NOTHING?

But she hardly heard him, unable to master her emotions. She knew where she was, mentally, but this drab physical assurance helped not at all. Why in the name of all that was dark, mysterious and unfathomable was she here, ten thousand years removed from the time and world she had known? And who was this half wild man who tended her, and the bewildered animal that licked her hand in half-formed worry and confusion? KALUS. ALASKA. NEW YORK. What were they but names? What was this place, truly, but the untouchable Land of the Dead, which the sun had somehow invaded.

As her breath came easier the thoughts slowed and became less feverish, but did not change in character. Her body ached. She felt lonely and numb and afraid. Yet somehow she grew calmer, feeling that if once she looked into Kalus' eyes the world would again become comprehensible, if still cruel and unfair.

But by dint of some perverse pride she refused to do so. She would not be a slave to any man, or concede her spirit to a Nature so base and single-minded. Whatever that might mean. She did not know.

And as soon as the slightest strength returned to her limbs she was up again, fighting the stubborn rush of dizziness, assuring the nagging voice of caution that she was ready to go on.

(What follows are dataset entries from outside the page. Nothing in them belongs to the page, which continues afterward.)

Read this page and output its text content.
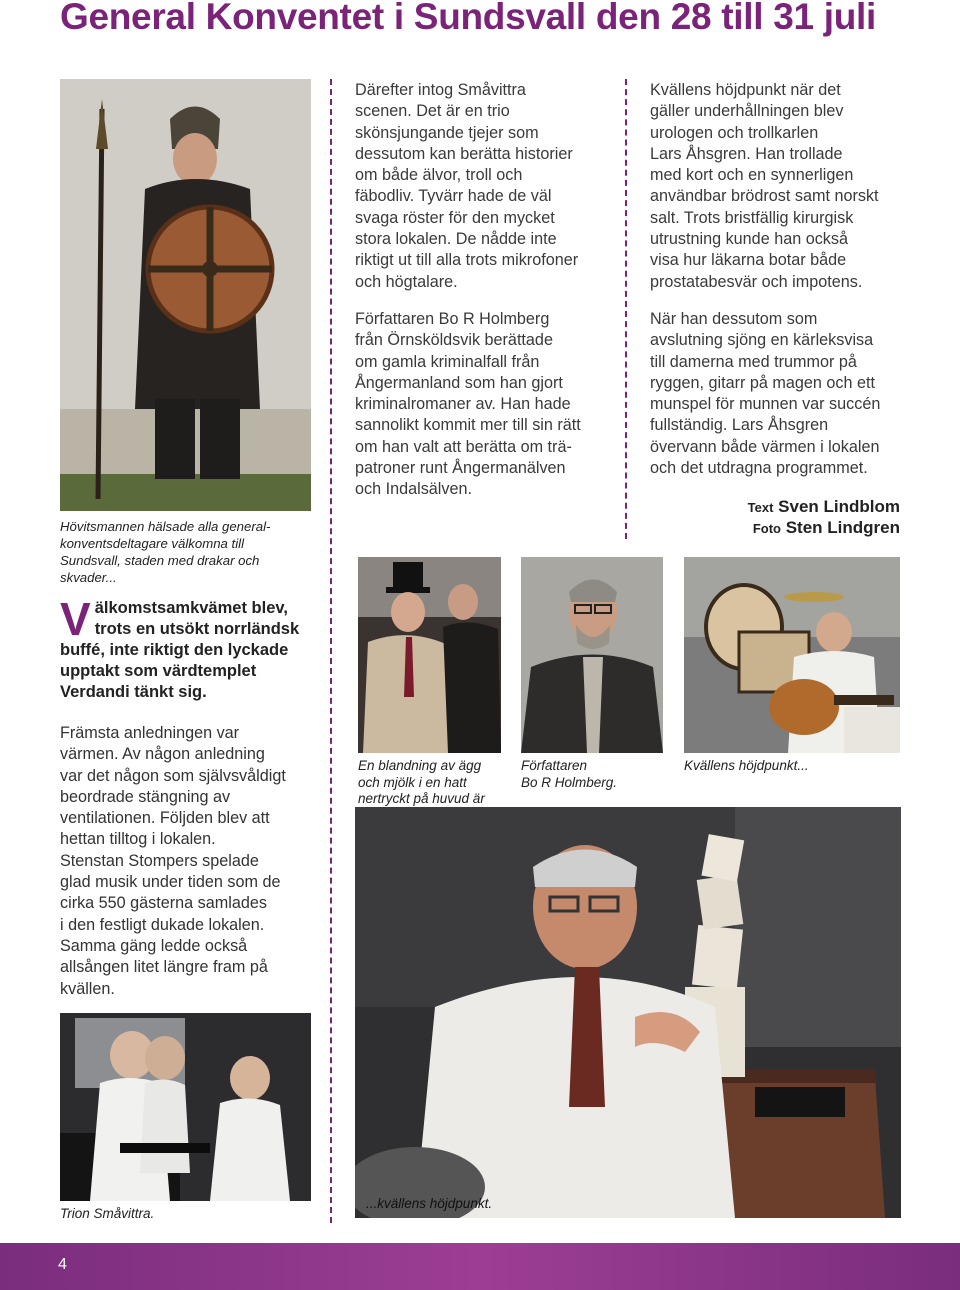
General Konventet i Sundsvall den 28 till 31 juli
Hövitsmannen hälsade alla general-
konventsdeltagare välkomna till
Sundsvall, staden med drakar och
skvader...
Välkomstsamkvämet blev, trots en utsökt norrländsk buffé, inte riktigt den lyckade upptakt som värdtemplet Verdandi tänkt sig.
Främsta anledningen var
värmen. Av någon anledning
var det någon som självsvåldigt
beordrade stängning av
ventilationen. Följden blev att
hettan tilltog i lokalen.
Stenstan Stompers spelade
glad musik under tiden som de
cirka 550 gästerna samlades
i den festligt dukade lokalen.
Samma gäng ledde också
allsången litet längre fram på
kvällen.
Trion Småvittra.
Därefter intog Småvittra
scenen. Det är en trio
skönsjungande tjejer som
dessutom kan berätta historier
om både älvor, troll och
fäbodliv. Tyvärr hade de väl
svaga röster för den mycket
stora lokalen. De nådde inte
riktigt ut till alla trots mikrofoner
och högtalare.
Författaren Bo R Holmberg
från Örnsköldsvik berättade
om gamla kriminalfall från
Ångermanland som han gjort
kriminalromaner av. Han hade
sannolikt kommit mer till sin rätt
om han valt att berätta om trä-
patroner runt Ångermanälven
och Indalsälven.
Kvällens höjdpunkt när det
gäller underhållningen blev
urologen och trollkarlen
Lars Åhsgren. Han trollade
med kort och en synnerligen
användbar brödrost samt norskt
salt. Trots bristfällig kirurgisk
utrustning kunde han också
visa hur läkarna botar både
prostatabesvär och impotens.
När han dessutom som
avslutning sjöng en kärleksvisa
till damerna med trummor på
ryggen, gitarr på magen och ett
munspel för munnen var succén
fullständig. Lars Åhsgren
övervann både värmen i lokalen
och det utdragna programmet.
Text Sven Lindblom
Foto Sten Lindgren
En blandning av ägg
och mjölk i en hatt
nertryckt på huvud är

Författaren
Bo R Holmberg.
Kvällens höjdpunkt...
...kvällens höjdpunkt.
4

Kalus was truly worried, himself not immune to the alien strangeness of the place. He did not know what waited over the next hill, the next series of hills, or how with his primitive weapons alone he would protect them. For he had seen the wisp of smoke, the kind that only man can make: the white smoke of intentional fire, though he dared not speak of it to the girl.

All seemed lost and out of control. He wanted to yield and to trust, and if it had been his life alone he might have done so. But the more the woman-child railed and pulled away from him, the more he knew that she was family in the deepest sense. Nothing she could do or say made him feel any less bound to her, one with her, or responsible for her safety and well-being.

There was nothing else for it. She had begun of her own to climb the uneven slant. He could either follow behind or forcibly stop her; there was no third alternative. He ran to stand beside her, taking her arm as gently as he could.

'Sylviana, please. Let me lead the way. I do not think it is far, but we must be careful. Please.'

She finally looked at him, and remembered. She wanted to collapse in his arms and weep. She wanted to say that nothing else mattered. She wanted to go back to their life by the sea and never again think of islands and men. But she could not. She took his hand firmly in hers, kissed it, and yielded to what had to be. She must go on, and he must lead her. As he must somehow understand.